Should Iran not offer meaningful concessions in the near-term, a strike would appear all but inevitable. As the Wall Street Journal reported on Friday, protestors may have gone inside, but many now believe the regime is irredeemable. According to an unnamed Iranian student, “America should really raze it [Tehran] to the ground and collect its ashes.”
For now, Trump is keeping open the diplomatic option, and the 27-member “Board of Peace” will hold its first meeting on February 19 in Washington. Though it is tasked with handling the Gaza peace agreement ($5 billion in pledges have been announced thus far), the Board of Peace could very well venture into various other global conflicts.

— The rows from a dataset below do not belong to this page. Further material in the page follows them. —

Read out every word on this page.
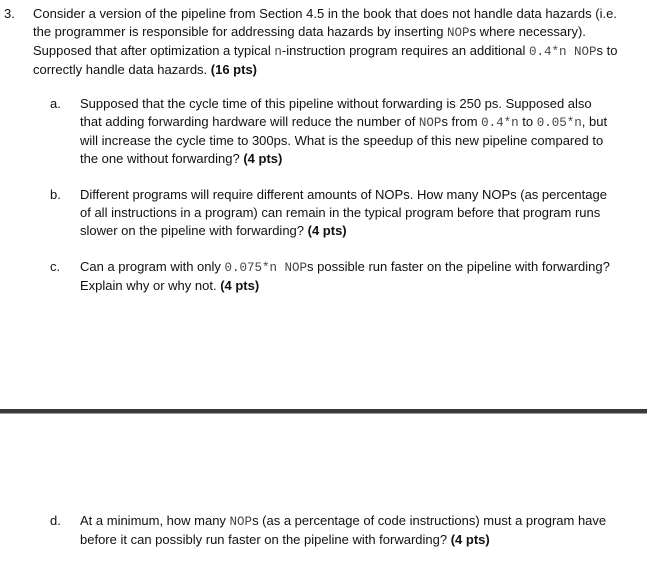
3. Consider a version of the pipeline from Section 4.5 in the book that does not handle data hazards (i.e. the programmer is responsible for addressing data hazards by inserting NOPs where necessary). Supposed that after optimization a typical n-instruction program requires an additional 0.4*n NOPs to correctly handle data hazards. (16 pts)
a.	Supposed that the cycle time of this pipeline without forwarding is 250 ps. Supposed also that adding forwarding hardware will reduce the number of NOPs from 0.4*n to 0.05*n, but will increase the cycle time to 300ps. What is the speedup of this new pipeline compared to the one without forwarding? (4 pts)
b.	Different programs will require different amounts of NOPs. How many NOPs (as percentage of all instructions in a program) can remain in the typical program before that program runs slower on the pipeline with forwarding? (4 pts)
c.	Can a program with only 0.075*n NOPs possible run faster on the pipeline with forwarding? Explain why or why not. (4 pts)
d.	At a minimum, how many NOPs (as a percentage of code instructions) must a program have before it can possibly run faster on the pipeline with forwarding? (4 pts)
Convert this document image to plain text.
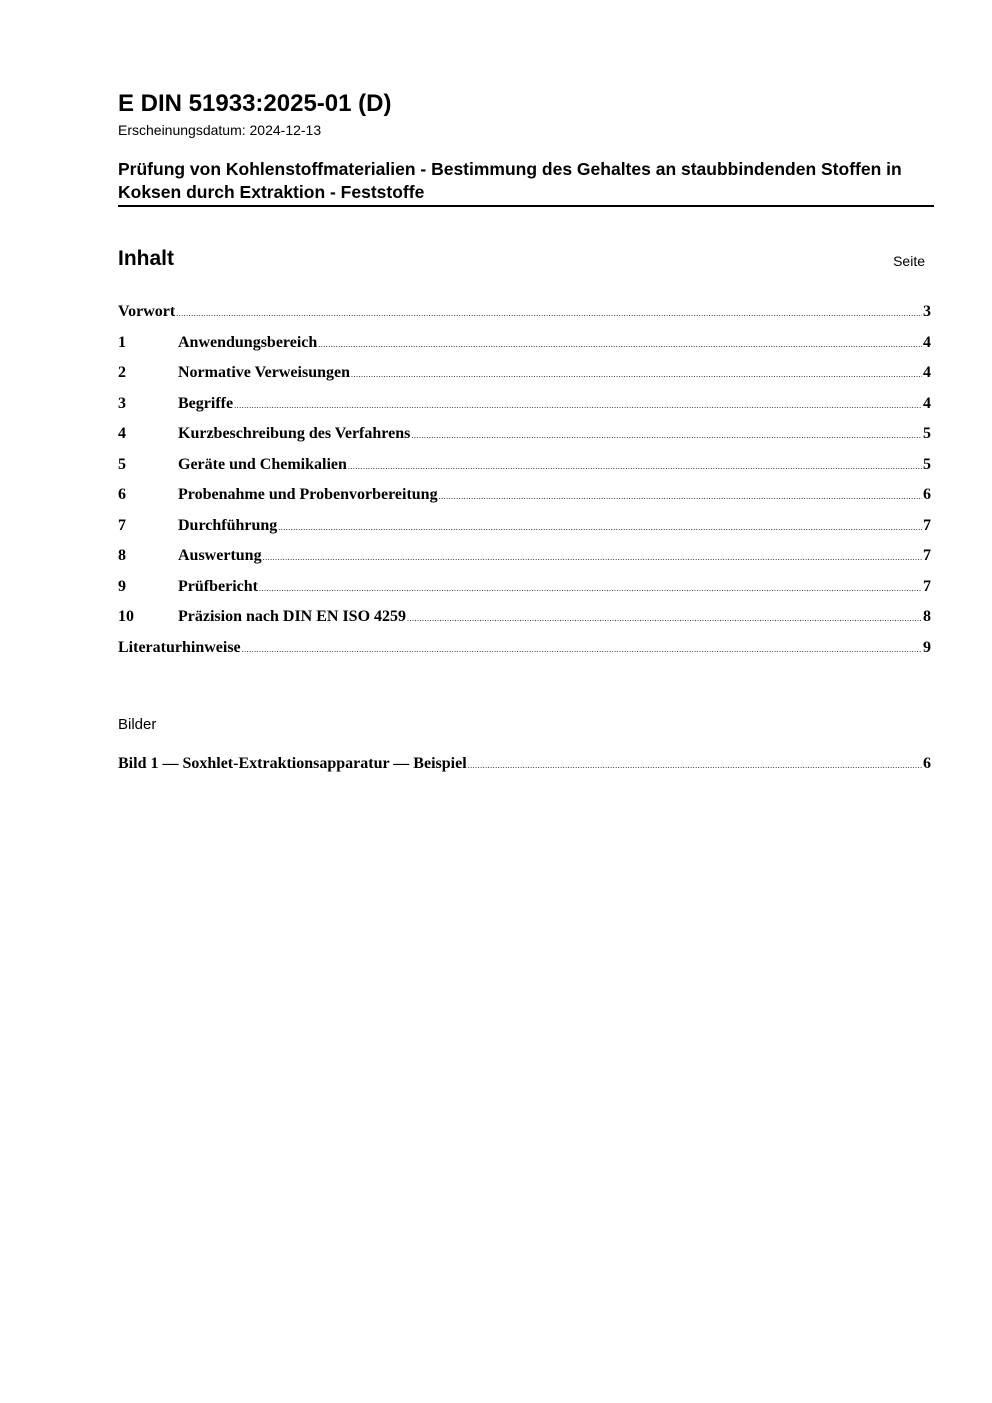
E DIN 51933:2025-01 (D)
Erscheinungsdatum: 2024-12-13
Prüfung von Kohlenstoffmaterialien - Bestimmung des Gehaltes an staubbindenden Stoffen in Koksen durch Extraktion - Feststoffe
Inhalt	Seite
Vorwort .....	3
1	Anwendungsbereich .....	4
2	Normative Verweisungen .....	4
3	Begriffe .....	4
4	Kurzbeschreibung des Verfahrens .....	5
5	Geräte und Chemikalien .....	5
6	Probenahme und Probenvorbereitung .....	6
7	Durchführung .....	7
8	Auswertung .....	7
9	Prüfbericht .....	7
10	Präzision nach DIN EN ISO 4259 .....	8
Literaturhinweise .....	9
Bilder
Bild 1 — Soxhlet-Extraktionsapparatur — Beispiel .....	6
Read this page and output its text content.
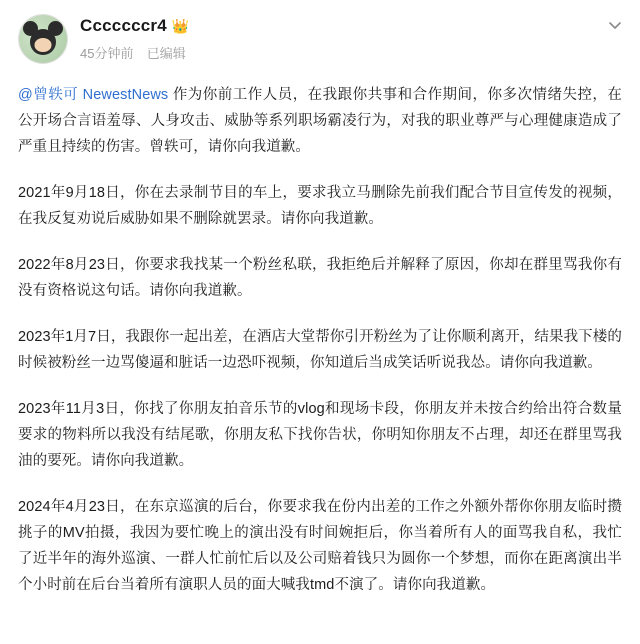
Cccccccr4 👑
45分钟前 已编辑

@曾轶可 NewestNews 作为你前工作人员，在我跟你共事和合作期间，你多次情绪失控，在公开场合言语羞辱、人身攻击、威胁等系列职场霸凌行为，对我的职业尊严与心理健康造成了严重且持续的伤害。曾轶可，请你向我道歉。

2021年9月18日，你在去录制节目的车上，要求我立马删除先前我们配合节目宣传发的视频，在我反复劝说后威胁如果不删除就罢录。请你向我道歉。

2022年8月23日，你要求我找某一个粉丝私联，我拒绝后并解释了原因，你却在群里骂我你有没有资格说这句话。请你向我道歉。

2023年1月7日，我跟你一起出差，在酒店大堂帮你引开粉丝为了让你顺利离开，结果我下楼的时候被粉丝一边骂傻逼和脏话一边恐吓视频，你知道后当成笑话听说我怂。请你向我道歉。

2023年11月3日，你找了你朋友拍音乐节的vlog和现场卡段，你朋友并未按合约给出符合数量要求的物料所以我没有结尾歌，你朋友私下找你告状，你明知你朋友不占理，却还在群里骂我油的要死。请你向我道歉。

2024年4月23日，在东京巡演的后台，你要求我在份内出差的工作之外额外帮你你朋友临时攒挑子的MV拍摄，我因为要忙晚上的演出没有时间婉拒后，你当着所有人的面骂我自私，我忙了近半年的海外巡演、一群人忙前忙后以及公司赔着钱只为圆你一个梦想，而你在距离演出半个小时前在后台当着所有演职人员的面大喊我tmd不演了。请你向我道歉。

European leaders’ support for the President’s Board is tepid at best. France, Germany, Italy, Norway and Sweden, and the UK have all either declined to join or not yet signed on. Netanyahu, however, agreed to join while meeting with Secretary Rubio this past week.
OUTLOOK/ANALYSIS. It is hard to keep pace with the seemingly infinite trade and geopolitical fronts that President Trump manages and alters on a daily basis. Yet one thing is clear, U.S. foreign policy now favors proactive engagement rather than idle monitoring.
Case in point is the deployment of the Donroe Doctrine from National Security Strategy in November to kinetic action in January. Latin American countries are being forced to choose between previous Chinese investments and more recent U.S. demands.
Building in real-time is an economic and diplomatic pressure campaign against the China, Iran, Russia alliance, with use of force implicitly on the table. The incursion into Venezuela, aggressive policing of the global shadow oil fleet, and now deployment of two carriers to the Middle East demonstrates President Trump’s penchant for strategic use of the “might makes right” adage.
The trade picture is equally kinetic. With last week’s India Framework news, nearly all major U.S. trading partners-but for Brazil-have reached either Framework or Agreement status in less than one year since Liberation Day. This provides some semblance of stability to the global economy, though growing pains remain.
As always, the economy will reign supreme with voters as we head into the consequential U.S. midterm elections, meaning the “affordability” goals of the White House could bring further stabilization-via relief-to the tariff outlook.